A gennaio il Misery Index Confcommercio è sceso a quota 9,3, due decimi di punto in meno rispetto a dicembre: inflazione per beni e servizi ad alta frequenza d’acquisto al 2,1%, disoccupazione estesa al 6,2%.
Disagio sociale in leggero aumento
Inizio d’anno in calo per il disagio sociale con il Misery Index Confcommercio (link al documento integrale in pdf) che nel primo mese del 2026 scende a quota 9,3, ovvero due decimi di punto in meno rispetto al mese precedente.
La stima di gennaio è la sintesi di una lieve diminuzione dell’inflazione relativa a beni e servizi ad alta frequenza d’acquisto (2,1% dal 2,2% di dicembre) e del tasso di disoccupazione esteso (al 6,3% rispetto al 6,2% del mese precedente).
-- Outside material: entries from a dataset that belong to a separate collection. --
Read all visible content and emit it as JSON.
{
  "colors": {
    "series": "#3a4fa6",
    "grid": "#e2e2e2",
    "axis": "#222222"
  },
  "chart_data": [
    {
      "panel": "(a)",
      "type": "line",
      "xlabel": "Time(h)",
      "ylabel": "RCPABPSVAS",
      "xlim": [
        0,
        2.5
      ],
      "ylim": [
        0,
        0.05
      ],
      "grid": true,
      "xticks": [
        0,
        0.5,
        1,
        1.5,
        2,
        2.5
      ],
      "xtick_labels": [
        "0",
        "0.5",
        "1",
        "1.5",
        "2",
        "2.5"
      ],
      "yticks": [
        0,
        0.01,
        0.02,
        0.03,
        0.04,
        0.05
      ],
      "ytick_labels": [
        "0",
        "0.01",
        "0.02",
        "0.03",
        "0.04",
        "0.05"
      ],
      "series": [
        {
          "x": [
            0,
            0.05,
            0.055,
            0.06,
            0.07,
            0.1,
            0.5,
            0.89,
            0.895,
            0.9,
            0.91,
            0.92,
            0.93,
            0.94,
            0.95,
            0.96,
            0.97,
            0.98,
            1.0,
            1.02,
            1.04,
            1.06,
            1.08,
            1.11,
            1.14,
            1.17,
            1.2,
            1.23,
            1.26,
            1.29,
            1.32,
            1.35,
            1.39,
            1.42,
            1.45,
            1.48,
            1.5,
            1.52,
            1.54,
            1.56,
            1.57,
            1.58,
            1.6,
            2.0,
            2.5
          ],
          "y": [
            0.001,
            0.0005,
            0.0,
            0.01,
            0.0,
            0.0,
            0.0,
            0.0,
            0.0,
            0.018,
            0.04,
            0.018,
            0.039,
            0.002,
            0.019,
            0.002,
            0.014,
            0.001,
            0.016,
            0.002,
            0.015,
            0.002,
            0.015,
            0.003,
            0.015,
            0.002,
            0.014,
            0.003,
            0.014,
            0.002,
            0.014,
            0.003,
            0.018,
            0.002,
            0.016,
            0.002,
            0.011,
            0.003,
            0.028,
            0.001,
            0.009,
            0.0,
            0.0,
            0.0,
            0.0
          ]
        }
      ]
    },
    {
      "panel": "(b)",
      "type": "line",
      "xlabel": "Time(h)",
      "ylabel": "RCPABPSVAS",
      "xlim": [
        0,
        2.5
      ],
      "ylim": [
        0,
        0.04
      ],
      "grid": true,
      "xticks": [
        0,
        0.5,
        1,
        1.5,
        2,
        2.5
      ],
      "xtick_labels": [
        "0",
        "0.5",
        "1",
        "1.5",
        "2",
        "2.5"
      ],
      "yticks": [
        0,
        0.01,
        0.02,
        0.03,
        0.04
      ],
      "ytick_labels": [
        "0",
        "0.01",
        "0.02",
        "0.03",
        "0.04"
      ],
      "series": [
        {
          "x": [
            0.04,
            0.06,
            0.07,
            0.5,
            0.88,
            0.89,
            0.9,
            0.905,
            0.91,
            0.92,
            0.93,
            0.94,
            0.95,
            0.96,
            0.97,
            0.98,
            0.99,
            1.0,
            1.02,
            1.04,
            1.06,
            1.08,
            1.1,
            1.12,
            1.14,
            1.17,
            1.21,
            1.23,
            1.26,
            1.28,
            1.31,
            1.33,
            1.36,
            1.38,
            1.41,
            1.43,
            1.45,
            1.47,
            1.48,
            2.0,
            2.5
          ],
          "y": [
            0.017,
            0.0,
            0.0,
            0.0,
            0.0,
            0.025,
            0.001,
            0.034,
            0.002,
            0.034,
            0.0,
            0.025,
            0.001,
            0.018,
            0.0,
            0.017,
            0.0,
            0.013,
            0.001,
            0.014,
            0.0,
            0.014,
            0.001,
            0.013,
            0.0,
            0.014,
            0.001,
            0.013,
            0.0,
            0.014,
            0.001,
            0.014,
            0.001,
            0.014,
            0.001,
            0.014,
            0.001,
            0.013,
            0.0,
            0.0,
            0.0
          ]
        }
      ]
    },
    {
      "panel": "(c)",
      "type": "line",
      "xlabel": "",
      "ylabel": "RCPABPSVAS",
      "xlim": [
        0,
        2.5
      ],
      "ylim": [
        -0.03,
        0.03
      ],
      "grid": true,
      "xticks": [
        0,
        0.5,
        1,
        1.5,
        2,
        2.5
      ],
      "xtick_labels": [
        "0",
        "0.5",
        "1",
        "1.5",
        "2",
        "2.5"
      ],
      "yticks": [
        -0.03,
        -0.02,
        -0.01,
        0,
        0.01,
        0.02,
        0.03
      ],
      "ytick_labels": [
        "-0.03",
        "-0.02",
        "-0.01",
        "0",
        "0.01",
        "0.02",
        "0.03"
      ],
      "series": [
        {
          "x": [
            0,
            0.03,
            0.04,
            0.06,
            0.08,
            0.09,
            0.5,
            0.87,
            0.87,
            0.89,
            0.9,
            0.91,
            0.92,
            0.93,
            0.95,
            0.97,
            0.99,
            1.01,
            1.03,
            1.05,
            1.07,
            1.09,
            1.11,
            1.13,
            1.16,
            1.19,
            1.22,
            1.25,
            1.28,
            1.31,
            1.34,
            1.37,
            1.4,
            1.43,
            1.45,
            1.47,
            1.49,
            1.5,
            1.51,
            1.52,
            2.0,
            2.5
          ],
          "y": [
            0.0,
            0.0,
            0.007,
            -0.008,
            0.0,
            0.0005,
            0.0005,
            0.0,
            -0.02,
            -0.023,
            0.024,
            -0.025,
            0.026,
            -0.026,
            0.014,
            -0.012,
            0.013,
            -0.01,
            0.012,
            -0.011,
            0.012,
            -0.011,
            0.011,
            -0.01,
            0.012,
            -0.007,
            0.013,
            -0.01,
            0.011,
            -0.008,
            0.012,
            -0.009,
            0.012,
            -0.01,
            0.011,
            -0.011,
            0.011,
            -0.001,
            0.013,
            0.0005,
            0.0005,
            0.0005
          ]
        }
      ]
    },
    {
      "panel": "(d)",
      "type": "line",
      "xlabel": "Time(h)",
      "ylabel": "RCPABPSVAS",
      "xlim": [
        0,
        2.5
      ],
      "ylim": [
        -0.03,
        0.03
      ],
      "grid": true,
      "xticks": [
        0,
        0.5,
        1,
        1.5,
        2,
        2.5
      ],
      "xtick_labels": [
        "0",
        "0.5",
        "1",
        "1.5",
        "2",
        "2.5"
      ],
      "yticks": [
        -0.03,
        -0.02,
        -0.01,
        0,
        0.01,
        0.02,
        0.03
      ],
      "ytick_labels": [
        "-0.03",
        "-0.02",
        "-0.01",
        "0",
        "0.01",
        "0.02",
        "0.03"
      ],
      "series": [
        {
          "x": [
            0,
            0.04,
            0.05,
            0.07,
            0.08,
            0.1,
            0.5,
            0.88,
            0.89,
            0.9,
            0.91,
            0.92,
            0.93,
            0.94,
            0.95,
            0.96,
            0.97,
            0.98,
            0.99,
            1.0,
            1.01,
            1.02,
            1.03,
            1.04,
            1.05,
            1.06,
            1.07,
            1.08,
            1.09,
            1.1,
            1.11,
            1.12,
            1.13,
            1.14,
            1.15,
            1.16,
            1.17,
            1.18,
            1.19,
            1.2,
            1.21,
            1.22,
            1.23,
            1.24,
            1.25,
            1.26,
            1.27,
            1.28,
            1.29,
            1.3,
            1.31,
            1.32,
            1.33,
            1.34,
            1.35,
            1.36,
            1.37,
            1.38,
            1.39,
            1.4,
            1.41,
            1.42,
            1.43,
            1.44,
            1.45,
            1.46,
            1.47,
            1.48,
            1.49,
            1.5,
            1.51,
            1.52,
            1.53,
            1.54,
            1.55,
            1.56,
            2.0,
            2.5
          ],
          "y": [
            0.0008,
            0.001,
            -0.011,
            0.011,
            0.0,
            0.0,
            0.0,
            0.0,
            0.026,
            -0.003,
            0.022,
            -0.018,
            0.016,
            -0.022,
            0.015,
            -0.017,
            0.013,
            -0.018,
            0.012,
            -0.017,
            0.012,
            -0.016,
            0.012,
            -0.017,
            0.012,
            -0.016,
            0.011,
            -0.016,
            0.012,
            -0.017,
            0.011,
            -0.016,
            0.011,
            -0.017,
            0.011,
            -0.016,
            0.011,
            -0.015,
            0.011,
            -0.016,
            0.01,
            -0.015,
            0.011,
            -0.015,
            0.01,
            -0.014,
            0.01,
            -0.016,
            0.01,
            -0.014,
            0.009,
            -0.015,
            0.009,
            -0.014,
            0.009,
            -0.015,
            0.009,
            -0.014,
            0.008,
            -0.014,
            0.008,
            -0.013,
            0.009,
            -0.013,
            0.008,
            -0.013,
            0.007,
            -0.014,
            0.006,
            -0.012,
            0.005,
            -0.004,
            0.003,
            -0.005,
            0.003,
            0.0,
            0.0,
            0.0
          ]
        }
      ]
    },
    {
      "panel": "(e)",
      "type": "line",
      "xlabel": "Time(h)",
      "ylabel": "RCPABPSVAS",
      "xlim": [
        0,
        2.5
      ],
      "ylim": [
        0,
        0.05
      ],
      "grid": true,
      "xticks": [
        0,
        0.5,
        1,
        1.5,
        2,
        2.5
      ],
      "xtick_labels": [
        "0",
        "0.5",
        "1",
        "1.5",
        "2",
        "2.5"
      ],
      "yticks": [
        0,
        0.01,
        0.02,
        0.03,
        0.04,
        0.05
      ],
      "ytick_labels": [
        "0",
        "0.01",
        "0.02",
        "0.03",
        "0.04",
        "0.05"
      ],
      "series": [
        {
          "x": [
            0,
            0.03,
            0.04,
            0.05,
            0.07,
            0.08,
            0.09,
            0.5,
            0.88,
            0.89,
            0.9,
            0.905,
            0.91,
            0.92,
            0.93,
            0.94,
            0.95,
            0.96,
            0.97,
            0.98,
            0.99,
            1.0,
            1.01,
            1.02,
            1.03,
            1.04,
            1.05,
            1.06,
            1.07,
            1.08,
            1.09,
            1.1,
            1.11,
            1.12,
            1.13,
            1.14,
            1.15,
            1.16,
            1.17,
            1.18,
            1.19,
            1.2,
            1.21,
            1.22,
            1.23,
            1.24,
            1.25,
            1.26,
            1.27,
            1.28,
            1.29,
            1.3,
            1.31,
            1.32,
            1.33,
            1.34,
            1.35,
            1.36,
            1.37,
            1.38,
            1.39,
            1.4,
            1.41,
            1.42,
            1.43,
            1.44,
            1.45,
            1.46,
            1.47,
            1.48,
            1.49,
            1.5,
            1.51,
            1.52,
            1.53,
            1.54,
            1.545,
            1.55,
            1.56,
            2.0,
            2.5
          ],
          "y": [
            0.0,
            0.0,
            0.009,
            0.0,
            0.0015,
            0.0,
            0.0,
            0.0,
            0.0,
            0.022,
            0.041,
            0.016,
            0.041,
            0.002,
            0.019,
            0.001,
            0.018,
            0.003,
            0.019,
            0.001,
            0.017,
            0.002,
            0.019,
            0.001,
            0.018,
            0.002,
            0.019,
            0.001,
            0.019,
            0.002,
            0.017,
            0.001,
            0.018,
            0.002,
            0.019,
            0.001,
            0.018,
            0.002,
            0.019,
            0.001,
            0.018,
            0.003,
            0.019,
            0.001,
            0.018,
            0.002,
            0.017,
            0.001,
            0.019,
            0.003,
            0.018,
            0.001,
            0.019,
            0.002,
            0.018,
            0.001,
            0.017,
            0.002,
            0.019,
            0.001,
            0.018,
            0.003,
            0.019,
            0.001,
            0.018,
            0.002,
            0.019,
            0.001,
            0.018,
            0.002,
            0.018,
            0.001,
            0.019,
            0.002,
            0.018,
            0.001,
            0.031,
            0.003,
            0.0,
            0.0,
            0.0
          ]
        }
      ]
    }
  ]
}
Guardando al futuro prossimo l’Ufficio Studi Confcommercio “vede” un’inflazione che “al netto di qualche oscillazione dovrebbe rimanere sui livelli registrati nei periodi più recenti” e anche sul versante del mercato del lavoro “non sono attese, nel breve periodo, sostanziali modifiche rispetto alle attuali dinamiche, con un tasso di disoccupazione che dovrebbe mantenersi ai minimi storici”.